If you do go that route, make sure the stuff you buy is rated as Sunlight Resistant. I have seen some DB cable that is not rated as such. In fact, that cable cannot be used aboveground at all since it does not pass the UL flame test either. 

:nerd:


----------



## electricmanscott (Feb 11, 2010)

I use it all the time. Needs a specific rating though. Tri rated??


----------



## Celtic (Nov 19, 2007)

HackWork said:


> I've read that some people get away with it in some areas.

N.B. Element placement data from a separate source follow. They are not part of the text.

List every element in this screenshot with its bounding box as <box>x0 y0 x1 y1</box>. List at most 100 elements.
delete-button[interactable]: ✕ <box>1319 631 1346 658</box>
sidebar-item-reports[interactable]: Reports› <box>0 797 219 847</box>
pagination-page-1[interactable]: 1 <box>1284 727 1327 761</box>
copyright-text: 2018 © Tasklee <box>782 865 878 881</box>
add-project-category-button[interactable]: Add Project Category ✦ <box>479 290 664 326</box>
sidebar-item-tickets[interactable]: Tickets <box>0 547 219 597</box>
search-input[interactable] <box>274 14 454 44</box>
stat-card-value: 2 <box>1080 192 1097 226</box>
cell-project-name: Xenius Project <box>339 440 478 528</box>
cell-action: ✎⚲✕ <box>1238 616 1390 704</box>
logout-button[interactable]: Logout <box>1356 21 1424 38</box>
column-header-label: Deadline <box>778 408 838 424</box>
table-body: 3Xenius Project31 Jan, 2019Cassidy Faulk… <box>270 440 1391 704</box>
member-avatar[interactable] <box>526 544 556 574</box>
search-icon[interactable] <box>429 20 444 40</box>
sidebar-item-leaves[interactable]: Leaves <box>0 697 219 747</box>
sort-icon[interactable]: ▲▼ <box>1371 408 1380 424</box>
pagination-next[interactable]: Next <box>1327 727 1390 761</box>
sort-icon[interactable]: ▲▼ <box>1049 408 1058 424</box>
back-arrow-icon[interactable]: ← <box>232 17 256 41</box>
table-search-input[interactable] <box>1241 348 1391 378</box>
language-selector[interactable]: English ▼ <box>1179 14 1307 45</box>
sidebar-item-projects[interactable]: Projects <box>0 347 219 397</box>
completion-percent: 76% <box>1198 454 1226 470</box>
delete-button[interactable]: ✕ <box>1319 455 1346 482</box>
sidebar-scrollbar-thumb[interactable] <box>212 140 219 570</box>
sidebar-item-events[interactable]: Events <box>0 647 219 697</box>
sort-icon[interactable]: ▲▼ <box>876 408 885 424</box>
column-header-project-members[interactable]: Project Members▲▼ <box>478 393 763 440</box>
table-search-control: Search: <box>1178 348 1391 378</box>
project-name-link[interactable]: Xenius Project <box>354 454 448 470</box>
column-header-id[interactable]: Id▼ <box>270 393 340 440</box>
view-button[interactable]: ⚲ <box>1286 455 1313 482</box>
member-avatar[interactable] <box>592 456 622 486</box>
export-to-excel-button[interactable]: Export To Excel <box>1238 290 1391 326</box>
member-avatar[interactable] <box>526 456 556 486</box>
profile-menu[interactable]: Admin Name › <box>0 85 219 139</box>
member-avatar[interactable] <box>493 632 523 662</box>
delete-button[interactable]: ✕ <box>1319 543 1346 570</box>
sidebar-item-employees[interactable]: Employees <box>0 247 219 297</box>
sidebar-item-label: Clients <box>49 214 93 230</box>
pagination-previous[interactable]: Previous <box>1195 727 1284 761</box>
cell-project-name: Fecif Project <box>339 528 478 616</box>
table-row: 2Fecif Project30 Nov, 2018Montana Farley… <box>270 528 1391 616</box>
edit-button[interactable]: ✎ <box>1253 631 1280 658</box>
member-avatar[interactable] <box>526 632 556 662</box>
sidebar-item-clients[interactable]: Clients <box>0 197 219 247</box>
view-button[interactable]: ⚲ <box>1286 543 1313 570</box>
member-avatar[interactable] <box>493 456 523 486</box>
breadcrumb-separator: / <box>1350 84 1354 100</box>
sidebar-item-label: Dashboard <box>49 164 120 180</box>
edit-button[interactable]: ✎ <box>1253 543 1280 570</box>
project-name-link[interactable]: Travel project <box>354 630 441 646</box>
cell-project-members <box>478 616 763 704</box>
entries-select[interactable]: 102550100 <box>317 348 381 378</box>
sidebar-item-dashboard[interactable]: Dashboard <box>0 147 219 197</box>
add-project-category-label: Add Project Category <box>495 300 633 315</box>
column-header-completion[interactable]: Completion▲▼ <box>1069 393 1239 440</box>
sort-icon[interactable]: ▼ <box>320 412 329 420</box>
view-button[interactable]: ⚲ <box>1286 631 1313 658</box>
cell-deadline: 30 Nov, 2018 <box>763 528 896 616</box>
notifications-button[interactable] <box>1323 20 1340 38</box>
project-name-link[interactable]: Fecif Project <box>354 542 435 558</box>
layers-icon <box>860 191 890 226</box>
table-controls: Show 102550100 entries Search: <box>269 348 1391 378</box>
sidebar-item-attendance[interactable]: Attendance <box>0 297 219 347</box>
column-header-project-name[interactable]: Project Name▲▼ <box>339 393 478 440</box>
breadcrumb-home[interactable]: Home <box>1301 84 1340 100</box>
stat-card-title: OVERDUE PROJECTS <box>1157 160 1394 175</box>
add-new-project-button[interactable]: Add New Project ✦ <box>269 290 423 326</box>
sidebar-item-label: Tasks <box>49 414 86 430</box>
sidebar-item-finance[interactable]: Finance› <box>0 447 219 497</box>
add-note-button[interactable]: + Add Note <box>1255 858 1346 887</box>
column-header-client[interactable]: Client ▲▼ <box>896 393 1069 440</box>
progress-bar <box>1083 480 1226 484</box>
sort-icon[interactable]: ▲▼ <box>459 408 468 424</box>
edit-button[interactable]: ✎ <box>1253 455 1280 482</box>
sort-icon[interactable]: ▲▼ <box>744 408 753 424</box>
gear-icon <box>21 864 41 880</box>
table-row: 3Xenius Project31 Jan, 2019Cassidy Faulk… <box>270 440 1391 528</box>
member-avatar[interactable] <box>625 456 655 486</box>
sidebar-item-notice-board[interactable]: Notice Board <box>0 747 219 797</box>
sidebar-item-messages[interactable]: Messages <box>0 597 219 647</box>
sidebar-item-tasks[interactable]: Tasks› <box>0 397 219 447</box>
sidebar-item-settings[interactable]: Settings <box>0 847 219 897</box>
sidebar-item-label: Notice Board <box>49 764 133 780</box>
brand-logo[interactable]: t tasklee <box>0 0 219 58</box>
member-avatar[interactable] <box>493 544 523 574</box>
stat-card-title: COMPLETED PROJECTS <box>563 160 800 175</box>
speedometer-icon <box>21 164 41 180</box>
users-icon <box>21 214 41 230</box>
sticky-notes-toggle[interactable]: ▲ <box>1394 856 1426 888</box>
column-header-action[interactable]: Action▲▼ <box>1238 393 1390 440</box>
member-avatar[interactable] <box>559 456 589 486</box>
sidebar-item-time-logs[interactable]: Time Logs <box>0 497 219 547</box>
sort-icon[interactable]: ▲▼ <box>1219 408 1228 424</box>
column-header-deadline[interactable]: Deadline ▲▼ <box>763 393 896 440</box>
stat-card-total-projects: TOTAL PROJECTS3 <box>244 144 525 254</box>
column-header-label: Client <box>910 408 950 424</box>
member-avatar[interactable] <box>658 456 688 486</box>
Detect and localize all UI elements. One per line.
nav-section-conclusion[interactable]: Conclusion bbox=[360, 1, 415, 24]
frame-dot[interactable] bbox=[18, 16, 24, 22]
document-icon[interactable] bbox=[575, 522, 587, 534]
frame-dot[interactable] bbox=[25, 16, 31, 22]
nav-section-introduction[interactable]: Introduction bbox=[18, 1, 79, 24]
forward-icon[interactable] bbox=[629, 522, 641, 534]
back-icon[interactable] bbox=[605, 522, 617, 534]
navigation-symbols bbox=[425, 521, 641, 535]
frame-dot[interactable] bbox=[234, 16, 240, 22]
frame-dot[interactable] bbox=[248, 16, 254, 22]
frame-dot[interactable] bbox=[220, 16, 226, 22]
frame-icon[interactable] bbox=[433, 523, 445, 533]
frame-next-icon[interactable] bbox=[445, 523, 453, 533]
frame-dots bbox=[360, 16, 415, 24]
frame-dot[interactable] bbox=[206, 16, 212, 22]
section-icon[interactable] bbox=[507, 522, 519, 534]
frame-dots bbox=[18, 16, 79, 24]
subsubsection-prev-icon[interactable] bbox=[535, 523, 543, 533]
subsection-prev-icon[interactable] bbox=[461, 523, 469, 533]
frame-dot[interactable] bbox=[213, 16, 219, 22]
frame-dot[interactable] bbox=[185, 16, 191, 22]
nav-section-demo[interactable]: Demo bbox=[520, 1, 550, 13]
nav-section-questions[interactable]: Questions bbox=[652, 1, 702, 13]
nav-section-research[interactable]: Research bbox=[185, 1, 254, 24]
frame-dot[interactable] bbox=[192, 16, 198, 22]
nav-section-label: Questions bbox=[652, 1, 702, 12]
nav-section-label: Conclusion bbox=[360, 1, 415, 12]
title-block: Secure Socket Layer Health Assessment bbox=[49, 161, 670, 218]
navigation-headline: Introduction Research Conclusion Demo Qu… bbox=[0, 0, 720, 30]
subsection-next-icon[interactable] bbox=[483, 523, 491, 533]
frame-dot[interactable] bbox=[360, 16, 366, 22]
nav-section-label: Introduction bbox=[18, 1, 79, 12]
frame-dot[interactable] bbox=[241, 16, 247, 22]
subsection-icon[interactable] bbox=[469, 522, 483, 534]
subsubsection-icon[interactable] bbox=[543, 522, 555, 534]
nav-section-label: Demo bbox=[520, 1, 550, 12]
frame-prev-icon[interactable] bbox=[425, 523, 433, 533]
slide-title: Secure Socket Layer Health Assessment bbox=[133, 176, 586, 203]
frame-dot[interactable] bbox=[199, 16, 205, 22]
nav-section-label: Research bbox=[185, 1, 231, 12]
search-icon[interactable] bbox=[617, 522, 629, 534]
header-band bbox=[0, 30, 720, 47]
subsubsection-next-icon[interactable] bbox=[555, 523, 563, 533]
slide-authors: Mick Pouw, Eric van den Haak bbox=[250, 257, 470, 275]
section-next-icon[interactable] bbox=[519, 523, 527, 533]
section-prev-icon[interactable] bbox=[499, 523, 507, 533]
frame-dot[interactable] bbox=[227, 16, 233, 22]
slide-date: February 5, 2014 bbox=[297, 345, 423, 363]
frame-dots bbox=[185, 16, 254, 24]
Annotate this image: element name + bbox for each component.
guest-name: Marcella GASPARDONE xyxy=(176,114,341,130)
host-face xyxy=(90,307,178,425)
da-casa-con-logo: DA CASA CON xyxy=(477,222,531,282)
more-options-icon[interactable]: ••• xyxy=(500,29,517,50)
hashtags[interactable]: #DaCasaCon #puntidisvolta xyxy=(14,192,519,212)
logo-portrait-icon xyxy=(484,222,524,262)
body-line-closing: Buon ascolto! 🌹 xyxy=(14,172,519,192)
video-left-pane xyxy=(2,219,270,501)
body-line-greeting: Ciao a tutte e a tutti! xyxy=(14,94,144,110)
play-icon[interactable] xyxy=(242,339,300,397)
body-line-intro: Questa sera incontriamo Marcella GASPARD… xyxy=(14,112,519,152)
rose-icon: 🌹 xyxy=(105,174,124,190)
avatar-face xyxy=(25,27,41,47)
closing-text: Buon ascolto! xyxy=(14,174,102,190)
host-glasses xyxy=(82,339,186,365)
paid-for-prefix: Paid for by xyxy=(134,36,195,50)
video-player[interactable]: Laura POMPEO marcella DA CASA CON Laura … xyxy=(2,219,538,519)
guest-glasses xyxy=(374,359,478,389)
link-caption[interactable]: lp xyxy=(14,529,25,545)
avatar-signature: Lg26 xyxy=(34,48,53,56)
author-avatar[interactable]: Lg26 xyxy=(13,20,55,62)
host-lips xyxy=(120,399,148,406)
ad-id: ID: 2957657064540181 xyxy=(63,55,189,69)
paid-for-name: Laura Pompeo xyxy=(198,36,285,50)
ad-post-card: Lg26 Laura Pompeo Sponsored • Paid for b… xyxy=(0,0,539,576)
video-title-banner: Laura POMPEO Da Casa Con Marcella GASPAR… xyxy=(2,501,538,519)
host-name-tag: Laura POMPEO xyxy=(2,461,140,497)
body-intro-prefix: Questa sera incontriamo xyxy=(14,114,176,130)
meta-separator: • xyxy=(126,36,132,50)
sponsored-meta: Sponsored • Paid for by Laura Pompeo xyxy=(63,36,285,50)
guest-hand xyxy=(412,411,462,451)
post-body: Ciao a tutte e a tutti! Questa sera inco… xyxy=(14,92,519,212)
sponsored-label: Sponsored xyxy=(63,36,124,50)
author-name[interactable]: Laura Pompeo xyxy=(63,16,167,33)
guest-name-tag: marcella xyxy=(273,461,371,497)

" Getting away with it " is a great idea.


----------



## HackWork (Oct 2, 2009)

Celtic said:


> " Getting away with it " is a great idea.


Agreed :thumbsup:


----------



## Cow (Jan 16, 2008)

That's all we use for overhead residential services. Works great.


----------



## papaotis (Jun 8, 2013)

around here USE is commonly used. dont think i,ve seen, oh ,wait that's the stuff the insulation is crumbling off of, i think


----------



## erics37 (May 7, 2009)

I've seen it a few times but yeah I think you have to make sure it's sunlight rated or whatever. I usually just use XHHW because we've got piles and piles of 4/0 and 2/0 at our shop.


----------



## MHElectric (Oct 14, 2011)

Yeah ive used it for an overhead service before. More often though for feeding any outside panel from the meter. Its cheaper than SE cable and installs quick.

We call it "trailer wire".


----------



## chicken steve (Mar 22, 2011)

HackWork said:


> When piping in a service riser, does anyone use 4.0-4/0-2/0 URD ("SweetBriar") instead of individual XHHW conductors? It seems to be much cheaper but I'm not sure how well it will go over with the inspector. I've read that some people get away with it in some areas.


What would be the dif betwixt a _mast _service and an _UG _service riser here Hax?


~CS~


----------



## BBQ (Nov 16, 2010)

chicken steve said:


> What would be the dif betwixt a _mast _service and an _UG _service riser here Hax?
> 
> 
> ~CS~


Sun.


----------



## chicken steve (Mar 22, 2011)

I don't think i understand the Q then.....~CS~


----------



## Going_Commando (Oct 1, 2011)

BBQ said:


> Sun.


??


----------



## BBQ (Nov 16, 2010)

Going_Commando said:


> ??


An overhead mast has the conductors exposed to sunlight so the URD would have to be marked sunlight resistant.


BTW, I am still laying in bed.


----------



## Going_Commando (Oct 1, 2011)

BBQ said:


> An overhead mast has the conductors exposed to sunlight so the URD would have to be marked sunlight resistant.
> 
> BTW, I am still laying in bed.


Slacker! I got home from the bar at 2 am, woke up at 6:30, and was out the door at 7:30 to meet a friend to loan him my rotary hammer. Though now I am chilling on my bed again with my iPad lol.


----------



## chicken steve (Mar 22, 2011)

The most common underground wire sold/used is USE-2, in fact it's use for services is clearly dictated in 338. It is sunlight resistant, although it appears 310.120 does not require it to be marked as such. We've used the small leftover cuts for mast services here for decades, so i don't see the problem?

~CS~


----------



## Shockdoc (Mar 4, 2010)

We use it out here when Al XLPE is unavailable, they require 4/0,4/0,4/0 out here however.


----------